Work-at-home requirements

• Must have the ability to provide a non-cellular High Speed Internet Service such as Fiber, DSL, or cable Modems for a home office.
• A minimum standard speed for optimal performance of 30x5 (30mpbs download x 5mpbs upload) is required.
• Latency (ping) response time lower than 80 ms
• Hotspots, satellite and wireless internet service is NOT allowed for this role.
• A dedicated space lacking ongoing interruptions to protect member PHI / HIPAA information

How we value you

• Competitive pay/salary ranges
• Incentive plan
• Health/Vision/Dental benefits effective day one
• 401(k) retirement plan: company match – dollar for dollar up to 4% employee contribution (pretax or Roth options) plus a 6% annual company contribution 
• Robust employee well-being program
• Paid Time Off
• Personal Community Enrichment Time
• Company-provided Basic Life and AD&D
• Company-provided Short-Term & Long-Term Disability
• Tuition Assistance Program

Please note that the salary information is a general guideline only. GEHA considers factors such as (but not limited to) scope and responsibilities of the position, candidate’s work experience, education/training, key skills, internal peer equity, as well as, market and business considerations when extending an offer.

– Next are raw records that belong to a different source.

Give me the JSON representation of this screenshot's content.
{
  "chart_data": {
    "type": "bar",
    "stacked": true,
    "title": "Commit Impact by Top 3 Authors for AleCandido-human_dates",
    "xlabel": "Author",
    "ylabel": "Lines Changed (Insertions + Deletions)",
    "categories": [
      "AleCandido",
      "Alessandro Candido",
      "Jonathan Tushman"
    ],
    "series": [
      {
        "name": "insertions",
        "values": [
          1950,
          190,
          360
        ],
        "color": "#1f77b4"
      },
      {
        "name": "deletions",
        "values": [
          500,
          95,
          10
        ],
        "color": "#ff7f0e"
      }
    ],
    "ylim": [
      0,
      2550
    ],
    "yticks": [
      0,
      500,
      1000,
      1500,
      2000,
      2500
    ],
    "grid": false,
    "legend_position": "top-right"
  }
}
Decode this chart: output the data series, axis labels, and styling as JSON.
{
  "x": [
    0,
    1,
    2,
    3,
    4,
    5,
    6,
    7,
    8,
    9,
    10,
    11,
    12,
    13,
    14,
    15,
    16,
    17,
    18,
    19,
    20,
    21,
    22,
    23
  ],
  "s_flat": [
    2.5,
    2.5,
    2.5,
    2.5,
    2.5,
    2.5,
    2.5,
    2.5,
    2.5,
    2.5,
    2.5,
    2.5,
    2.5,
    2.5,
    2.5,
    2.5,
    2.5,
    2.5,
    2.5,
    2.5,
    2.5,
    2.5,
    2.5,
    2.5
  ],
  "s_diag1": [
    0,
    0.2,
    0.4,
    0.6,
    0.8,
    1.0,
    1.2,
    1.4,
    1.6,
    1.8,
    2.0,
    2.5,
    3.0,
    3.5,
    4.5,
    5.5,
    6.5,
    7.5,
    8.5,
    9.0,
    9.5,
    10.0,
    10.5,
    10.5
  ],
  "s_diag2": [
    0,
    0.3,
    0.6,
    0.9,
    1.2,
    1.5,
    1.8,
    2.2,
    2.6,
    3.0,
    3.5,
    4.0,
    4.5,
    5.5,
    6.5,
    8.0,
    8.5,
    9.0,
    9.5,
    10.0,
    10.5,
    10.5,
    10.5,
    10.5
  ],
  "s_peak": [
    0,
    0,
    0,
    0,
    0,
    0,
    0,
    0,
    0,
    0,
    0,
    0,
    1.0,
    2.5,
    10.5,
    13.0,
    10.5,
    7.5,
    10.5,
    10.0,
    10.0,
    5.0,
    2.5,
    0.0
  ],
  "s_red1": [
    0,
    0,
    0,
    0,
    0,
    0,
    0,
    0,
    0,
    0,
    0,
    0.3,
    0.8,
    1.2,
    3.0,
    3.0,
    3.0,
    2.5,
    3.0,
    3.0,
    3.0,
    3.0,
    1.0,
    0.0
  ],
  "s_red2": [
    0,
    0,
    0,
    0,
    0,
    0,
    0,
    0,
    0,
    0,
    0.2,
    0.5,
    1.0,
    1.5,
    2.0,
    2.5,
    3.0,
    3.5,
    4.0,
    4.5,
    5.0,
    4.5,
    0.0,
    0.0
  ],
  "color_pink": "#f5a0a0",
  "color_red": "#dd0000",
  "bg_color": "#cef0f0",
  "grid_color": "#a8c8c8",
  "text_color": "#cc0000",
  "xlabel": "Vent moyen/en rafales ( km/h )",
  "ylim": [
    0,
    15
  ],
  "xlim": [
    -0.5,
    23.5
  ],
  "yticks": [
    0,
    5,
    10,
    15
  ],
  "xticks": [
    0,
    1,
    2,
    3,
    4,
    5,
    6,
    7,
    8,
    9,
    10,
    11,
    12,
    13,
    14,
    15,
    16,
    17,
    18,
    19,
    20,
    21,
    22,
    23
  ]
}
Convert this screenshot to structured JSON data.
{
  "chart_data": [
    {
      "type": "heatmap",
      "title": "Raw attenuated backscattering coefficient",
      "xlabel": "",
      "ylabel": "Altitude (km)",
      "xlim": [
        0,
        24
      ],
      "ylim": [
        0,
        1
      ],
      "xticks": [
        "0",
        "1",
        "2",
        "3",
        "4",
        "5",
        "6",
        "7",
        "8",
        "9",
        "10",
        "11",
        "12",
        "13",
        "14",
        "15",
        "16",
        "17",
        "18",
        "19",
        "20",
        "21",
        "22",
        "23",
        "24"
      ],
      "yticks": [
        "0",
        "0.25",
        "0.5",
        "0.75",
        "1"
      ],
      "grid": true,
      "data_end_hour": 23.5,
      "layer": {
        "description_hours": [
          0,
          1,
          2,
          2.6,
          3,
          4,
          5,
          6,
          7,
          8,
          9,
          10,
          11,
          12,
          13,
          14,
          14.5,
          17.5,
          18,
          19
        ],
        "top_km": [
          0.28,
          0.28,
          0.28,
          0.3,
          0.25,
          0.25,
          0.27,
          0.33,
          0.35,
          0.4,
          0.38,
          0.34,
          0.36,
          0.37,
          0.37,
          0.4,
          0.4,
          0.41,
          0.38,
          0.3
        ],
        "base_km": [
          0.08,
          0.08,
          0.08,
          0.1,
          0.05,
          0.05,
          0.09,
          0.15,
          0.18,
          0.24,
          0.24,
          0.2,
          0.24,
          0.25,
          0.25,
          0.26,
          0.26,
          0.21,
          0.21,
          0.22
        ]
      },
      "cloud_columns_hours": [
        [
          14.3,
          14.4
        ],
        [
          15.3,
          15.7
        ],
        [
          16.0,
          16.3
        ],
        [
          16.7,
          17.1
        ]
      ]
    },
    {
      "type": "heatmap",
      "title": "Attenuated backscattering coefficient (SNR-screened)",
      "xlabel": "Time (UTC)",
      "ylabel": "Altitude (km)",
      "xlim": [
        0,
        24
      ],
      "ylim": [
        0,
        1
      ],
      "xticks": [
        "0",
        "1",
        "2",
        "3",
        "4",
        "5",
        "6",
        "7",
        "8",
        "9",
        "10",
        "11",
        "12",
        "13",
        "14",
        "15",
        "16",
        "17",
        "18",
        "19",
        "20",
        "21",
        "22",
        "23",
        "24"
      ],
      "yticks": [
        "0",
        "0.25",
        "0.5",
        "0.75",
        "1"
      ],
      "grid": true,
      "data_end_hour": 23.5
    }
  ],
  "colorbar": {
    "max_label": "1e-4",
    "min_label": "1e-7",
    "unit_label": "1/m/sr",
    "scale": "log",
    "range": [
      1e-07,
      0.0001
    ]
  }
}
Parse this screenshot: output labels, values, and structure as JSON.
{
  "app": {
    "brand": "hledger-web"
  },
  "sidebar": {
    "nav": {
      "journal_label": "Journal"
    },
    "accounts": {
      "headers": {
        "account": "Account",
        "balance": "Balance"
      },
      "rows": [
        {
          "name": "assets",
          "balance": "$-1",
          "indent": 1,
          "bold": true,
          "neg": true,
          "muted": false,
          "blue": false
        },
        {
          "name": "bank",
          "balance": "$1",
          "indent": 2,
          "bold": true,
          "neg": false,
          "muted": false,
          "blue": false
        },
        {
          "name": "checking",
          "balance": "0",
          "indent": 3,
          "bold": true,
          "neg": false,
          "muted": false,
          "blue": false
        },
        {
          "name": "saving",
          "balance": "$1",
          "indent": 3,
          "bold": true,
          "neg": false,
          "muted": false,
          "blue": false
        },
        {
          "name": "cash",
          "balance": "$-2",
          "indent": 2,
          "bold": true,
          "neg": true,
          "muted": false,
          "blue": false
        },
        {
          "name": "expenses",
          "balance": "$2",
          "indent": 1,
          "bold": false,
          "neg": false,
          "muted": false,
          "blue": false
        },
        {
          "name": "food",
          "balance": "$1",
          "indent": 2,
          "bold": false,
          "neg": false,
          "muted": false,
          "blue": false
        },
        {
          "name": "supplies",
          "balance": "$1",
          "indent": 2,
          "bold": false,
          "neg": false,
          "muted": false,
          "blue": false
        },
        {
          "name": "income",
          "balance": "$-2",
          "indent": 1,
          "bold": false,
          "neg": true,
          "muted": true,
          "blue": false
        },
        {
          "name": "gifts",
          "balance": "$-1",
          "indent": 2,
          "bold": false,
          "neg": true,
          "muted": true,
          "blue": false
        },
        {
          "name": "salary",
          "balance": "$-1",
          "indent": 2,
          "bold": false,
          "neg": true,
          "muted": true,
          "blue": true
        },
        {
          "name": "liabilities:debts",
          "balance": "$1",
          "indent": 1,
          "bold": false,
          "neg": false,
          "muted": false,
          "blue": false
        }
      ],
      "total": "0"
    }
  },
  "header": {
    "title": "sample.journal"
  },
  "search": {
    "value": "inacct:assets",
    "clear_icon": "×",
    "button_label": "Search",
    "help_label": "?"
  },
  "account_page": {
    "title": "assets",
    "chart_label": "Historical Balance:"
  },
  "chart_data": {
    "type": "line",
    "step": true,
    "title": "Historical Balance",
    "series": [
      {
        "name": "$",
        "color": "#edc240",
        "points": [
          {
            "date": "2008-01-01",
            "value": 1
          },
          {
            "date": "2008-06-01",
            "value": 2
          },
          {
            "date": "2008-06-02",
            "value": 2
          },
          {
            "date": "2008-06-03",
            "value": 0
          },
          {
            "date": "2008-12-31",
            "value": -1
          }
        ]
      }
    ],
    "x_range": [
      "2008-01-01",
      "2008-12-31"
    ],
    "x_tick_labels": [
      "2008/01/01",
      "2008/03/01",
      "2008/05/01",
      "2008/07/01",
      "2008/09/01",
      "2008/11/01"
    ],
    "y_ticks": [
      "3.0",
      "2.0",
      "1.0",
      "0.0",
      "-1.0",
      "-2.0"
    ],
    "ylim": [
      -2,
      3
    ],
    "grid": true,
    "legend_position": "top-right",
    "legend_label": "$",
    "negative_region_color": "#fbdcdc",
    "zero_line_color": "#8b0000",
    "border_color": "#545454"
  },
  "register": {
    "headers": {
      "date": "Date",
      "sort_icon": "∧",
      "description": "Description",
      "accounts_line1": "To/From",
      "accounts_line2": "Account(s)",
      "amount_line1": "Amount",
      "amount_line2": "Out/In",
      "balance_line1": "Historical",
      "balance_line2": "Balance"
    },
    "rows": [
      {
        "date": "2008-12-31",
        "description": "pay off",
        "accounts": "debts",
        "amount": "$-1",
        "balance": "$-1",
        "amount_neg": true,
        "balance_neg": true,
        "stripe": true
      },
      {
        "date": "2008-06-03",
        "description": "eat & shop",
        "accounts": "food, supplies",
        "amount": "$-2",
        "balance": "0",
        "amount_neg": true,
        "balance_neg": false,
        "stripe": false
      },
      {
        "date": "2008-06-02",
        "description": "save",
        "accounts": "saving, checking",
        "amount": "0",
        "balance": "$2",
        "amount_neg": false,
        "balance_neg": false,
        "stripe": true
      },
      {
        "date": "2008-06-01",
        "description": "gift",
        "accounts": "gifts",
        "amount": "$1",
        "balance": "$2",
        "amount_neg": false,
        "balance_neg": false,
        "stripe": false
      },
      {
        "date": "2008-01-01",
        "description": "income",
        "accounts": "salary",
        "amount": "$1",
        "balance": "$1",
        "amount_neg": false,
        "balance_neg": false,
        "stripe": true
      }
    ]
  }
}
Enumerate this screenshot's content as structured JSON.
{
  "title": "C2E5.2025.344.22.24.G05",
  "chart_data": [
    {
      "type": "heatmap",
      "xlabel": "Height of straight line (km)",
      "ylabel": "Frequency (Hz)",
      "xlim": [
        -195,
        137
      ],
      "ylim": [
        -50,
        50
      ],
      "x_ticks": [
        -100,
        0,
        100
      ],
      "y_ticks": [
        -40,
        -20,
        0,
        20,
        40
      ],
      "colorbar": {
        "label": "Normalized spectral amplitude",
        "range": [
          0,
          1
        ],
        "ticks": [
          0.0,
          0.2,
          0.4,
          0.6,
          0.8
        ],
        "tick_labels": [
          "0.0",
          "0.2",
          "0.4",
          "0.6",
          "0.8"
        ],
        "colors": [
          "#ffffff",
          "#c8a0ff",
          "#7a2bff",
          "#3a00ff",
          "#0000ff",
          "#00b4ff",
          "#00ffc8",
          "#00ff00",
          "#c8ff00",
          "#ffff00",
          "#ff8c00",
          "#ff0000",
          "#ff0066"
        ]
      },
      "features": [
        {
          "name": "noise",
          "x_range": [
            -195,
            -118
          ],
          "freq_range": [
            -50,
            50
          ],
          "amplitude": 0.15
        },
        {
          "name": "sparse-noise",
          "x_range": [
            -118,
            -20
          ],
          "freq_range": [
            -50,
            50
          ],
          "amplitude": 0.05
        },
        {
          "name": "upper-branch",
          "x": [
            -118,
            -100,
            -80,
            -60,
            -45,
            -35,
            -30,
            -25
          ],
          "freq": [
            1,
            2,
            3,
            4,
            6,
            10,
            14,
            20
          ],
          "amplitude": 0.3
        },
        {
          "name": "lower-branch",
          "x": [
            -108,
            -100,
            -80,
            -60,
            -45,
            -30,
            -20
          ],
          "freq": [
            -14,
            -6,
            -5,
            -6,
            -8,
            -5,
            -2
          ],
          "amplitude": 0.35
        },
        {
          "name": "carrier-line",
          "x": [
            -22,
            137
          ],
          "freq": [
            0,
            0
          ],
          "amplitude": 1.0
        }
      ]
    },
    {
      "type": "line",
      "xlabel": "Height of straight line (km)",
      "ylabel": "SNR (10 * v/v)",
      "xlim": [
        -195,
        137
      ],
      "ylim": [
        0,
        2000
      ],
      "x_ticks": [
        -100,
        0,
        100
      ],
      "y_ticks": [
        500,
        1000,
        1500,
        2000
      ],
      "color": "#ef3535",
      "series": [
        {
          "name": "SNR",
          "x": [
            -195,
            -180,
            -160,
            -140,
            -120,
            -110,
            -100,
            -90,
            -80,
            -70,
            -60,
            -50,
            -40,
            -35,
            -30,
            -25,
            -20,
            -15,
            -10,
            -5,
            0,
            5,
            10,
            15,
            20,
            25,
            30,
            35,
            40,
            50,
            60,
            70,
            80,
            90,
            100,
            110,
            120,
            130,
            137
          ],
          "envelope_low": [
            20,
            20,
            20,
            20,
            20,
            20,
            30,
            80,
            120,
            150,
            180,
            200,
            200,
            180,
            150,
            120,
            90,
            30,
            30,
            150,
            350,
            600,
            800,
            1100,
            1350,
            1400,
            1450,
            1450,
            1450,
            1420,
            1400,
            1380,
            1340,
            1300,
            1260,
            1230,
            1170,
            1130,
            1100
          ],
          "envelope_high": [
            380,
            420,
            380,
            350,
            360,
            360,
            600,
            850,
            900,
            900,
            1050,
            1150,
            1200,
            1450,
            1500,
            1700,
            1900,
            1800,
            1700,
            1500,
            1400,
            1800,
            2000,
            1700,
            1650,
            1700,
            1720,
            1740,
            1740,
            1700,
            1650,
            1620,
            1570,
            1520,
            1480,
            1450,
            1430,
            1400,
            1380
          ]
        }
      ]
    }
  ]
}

The annual base salary range for this position is $116,200 - $163,800 USD.

GEHA is an Equal Opportunity Employer, which means we will not discriminate against any individual based on sex, race, color, national origin, disability, religion, age, military status, genetic information, veteran status, pregnancy, marital status, gender identity, and sexual orientation, as well as all other characteristics and qualities protected by federal, state, or local law. GEHA will not discriminate against employees or applicants because they have inquired about, discussed, or disclosed their compensation or the compensation of another employee or applicant. We are committed to creating an inclusive environment for all employees. Our diversity drives innovation deepens connections and strengthens our organization.

GEHA is headquartered in Lee's Summit, Missouri, in the Kansas City area. We recognize the importance of balance and flexibility and offer hybrid and work-from-home options for many of our roles.